With the way commercial food systems work, most eggs travel miles before reaching their final destination which means they have to be refrigerated and processed for traveling. Fresh eggs, on the other hand, can be stored on the counter and washed before use, bypassing the chemicals used by large agricultural companies. 

“Right now, the average American family is throwing away around $2,000 of edible food a year, which is about 250 to 300 pounds of food that is perfectly good,” Forsythe says. “When you have chickens, like 95% of that goes right to the chickens in terms of into [the] eggs.” 

That’s right: Much of the food thrown out can be given to chickens. A common misconception is that chickens are vegetarians, but they’re actually omnivores. Of course, moldy leftovers from Thanksgiving aren’t OK, but good food that you may not want to eat anymore can be used as egg-laying nutrition.

Food waste solution? Check. Fresher and more nutrient-dense eggs? Check.

Fowl language

What goes in must eventually come out, and chickens don’t only lay eggs — they poop, too. That’s why Coop strongly believes “chicken shit needs a rebrand.”

“Chicken shit is some of the best nutrient-dense manure you can use for fertilization,” Forsythe says.

And with the patent-pending trays Coop is designing, it’ll be easier than ever to clean your coop and compost the waste for your yard.

“It’s a very real, everyday system that’s happening, and then your yard looks incredible,” Barnes says.

Once your backyard ecosystem is established, the Smart Coop and its inhabitants function as an fairly independent ecosystem — one that can feed a family with ease.

“The average chicken lays about 250 to 270 eggs a year. The average American right now eats about 290 eggs a year. So it’s about one chicken for every person,” Forsythe says. “The coops are designed for four to six hens. And so four to six hens are designed to put off about 100 to 100 dozen eggs a year.”

Get chicken crazy

As a startup, Coop is still a very hands-on business, with Barnes and Forsythe doing chicken coop cleanings for clients when other Tenders aren’t available. They know firsthand that the cleaning side of owning chickens can be off-putting — Barnes’ first deep clean took her four hours. 

But that’s where Coop comes in.

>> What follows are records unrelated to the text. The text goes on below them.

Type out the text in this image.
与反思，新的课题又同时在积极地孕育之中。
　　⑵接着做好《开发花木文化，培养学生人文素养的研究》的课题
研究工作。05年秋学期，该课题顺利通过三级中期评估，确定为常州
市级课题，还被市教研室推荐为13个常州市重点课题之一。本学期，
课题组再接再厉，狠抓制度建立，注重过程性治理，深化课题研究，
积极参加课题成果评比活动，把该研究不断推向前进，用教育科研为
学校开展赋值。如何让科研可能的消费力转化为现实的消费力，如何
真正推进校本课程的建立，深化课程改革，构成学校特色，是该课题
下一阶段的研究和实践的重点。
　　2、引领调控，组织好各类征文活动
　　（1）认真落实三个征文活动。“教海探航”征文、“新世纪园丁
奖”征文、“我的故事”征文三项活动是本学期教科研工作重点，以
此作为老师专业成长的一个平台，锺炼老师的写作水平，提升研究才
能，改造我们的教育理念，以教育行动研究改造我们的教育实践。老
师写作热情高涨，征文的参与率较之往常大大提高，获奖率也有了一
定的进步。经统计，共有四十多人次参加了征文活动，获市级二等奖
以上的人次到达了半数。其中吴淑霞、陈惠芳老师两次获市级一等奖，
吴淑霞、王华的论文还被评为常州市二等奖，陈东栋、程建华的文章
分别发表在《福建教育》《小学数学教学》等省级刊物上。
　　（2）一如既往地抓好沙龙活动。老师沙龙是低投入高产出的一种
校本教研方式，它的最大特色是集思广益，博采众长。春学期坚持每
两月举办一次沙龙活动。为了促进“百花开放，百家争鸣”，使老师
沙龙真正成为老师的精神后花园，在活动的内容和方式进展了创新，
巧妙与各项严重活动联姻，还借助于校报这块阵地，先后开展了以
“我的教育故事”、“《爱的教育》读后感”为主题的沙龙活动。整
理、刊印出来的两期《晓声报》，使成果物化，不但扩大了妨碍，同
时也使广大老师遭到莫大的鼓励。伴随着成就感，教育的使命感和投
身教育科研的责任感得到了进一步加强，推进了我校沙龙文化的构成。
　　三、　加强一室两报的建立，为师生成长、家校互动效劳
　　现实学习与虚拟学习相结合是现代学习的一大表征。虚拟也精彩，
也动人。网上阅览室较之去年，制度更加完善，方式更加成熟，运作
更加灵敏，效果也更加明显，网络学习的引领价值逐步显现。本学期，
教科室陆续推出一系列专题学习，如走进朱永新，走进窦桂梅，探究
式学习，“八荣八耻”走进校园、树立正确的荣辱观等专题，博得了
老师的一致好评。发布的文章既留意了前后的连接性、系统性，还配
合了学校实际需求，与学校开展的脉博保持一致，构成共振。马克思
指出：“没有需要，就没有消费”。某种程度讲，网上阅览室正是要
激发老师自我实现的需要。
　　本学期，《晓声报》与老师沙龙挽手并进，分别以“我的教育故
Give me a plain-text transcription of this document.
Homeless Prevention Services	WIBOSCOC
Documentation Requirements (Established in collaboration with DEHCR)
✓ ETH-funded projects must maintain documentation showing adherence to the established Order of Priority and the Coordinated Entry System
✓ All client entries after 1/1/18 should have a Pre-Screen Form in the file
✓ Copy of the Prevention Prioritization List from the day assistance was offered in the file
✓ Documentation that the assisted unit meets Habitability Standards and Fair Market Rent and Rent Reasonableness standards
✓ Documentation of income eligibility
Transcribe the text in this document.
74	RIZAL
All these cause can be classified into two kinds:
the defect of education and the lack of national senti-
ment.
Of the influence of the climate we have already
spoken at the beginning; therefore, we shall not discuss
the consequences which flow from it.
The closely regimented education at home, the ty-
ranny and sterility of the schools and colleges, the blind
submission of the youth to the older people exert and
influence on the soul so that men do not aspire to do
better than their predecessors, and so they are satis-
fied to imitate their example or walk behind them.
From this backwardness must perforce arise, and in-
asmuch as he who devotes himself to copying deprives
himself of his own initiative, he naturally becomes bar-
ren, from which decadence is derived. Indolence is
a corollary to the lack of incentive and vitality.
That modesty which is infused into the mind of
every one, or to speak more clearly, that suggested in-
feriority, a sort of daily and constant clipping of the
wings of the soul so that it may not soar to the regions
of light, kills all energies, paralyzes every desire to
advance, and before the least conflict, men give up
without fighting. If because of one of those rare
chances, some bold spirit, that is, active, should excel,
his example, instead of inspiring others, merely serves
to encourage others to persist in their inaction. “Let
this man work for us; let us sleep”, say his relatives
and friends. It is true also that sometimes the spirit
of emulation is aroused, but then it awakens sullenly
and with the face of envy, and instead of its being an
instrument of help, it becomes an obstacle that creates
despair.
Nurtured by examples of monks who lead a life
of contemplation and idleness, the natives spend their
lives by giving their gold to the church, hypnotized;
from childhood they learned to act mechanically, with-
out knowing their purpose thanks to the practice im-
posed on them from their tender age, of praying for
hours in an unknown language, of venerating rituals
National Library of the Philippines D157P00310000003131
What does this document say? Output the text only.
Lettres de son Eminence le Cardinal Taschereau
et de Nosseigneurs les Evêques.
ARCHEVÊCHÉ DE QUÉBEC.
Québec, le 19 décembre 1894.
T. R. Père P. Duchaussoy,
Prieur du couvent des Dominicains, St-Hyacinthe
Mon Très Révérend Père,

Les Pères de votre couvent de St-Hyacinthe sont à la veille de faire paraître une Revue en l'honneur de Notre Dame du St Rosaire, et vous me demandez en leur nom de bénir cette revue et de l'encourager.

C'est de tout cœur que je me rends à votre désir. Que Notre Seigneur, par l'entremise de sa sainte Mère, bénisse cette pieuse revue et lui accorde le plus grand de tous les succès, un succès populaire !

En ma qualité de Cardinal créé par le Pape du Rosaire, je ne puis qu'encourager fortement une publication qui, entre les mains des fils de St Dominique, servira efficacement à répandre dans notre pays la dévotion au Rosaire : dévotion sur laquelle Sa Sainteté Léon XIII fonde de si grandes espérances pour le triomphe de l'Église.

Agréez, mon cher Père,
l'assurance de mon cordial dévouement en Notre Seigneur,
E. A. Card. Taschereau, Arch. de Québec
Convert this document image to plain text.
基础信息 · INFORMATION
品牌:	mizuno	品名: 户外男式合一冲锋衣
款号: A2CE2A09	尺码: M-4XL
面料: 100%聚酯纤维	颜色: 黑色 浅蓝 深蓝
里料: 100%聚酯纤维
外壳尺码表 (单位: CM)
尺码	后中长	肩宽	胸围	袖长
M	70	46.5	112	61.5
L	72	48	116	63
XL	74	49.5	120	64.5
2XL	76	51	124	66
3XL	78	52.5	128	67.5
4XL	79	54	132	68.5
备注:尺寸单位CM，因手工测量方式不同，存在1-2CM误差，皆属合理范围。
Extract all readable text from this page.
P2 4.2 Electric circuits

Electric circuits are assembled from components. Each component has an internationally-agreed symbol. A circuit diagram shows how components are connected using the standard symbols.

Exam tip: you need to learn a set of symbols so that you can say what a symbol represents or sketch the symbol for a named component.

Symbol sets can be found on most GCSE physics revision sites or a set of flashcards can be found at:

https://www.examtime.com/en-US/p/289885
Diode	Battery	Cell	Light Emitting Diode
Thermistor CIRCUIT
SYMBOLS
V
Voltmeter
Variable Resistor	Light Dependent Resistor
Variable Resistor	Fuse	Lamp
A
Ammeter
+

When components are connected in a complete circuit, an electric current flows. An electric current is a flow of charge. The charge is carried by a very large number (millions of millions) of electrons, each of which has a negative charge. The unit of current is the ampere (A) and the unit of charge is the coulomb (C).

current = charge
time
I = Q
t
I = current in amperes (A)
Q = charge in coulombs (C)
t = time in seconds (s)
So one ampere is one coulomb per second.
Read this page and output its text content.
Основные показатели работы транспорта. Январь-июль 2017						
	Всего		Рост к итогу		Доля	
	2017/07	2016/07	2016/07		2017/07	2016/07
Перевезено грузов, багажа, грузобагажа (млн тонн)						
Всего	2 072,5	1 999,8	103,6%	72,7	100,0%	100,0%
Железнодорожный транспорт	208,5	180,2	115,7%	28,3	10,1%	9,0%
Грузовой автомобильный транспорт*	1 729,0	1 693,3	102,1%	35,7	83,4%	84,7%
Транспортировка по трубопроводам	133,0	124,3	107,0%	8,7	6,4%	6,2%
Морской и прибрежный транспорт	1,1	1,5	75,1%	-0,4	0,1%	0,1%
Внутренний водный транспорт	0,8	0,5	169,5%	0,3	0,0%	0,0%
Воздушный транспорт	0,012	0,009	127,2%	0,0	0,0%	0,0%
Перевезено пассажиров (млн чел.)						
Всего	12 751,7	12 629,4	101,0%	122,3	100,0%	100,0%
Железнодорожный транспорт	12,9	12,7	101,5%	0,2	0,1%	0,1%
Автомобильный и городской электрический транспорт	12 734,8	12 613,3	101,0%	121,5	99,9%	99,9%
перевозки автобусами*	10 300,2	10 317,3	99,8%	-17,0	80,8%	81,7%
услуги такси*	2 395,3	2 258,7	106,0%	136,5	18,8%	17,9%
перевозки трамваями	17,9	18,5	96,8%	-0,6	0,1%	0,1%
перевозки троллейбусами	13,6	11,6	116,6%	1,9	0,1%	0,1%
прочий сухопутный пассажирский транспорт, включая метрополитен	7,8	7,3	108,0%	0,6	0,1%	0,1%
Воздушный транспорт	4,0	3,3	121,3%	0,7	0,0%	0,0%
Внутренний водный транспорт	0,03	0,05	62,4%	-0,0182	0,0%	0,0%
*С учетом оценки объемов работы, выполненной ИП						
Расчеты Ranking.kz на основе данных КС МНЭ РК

Currently 56% of Smart Coop orders have been placed by people who haven’t raised chickens previously.

“The goal is to get people that we call ‘chicken curious’ — how do we get people that are ‘chicken curious’ to be comfortable raising chickens?” Forsythe says. “There’s a very good chance you can raise chickens if you think you can’t.”

Barnes and Forsythe weren’t raised to be chicken people — they became chicken people. Now they’re ready to enable the next generation of backyard chicken lovers. 

“This is truly powering a complete, sustainable ecosystem in your backyard,” Barnes says.

Forget farm-to-table, Barnes and Forsythe think it’s time for backyard-to-table to become a reality. And the first step in making that a reality is to become chicken crazy.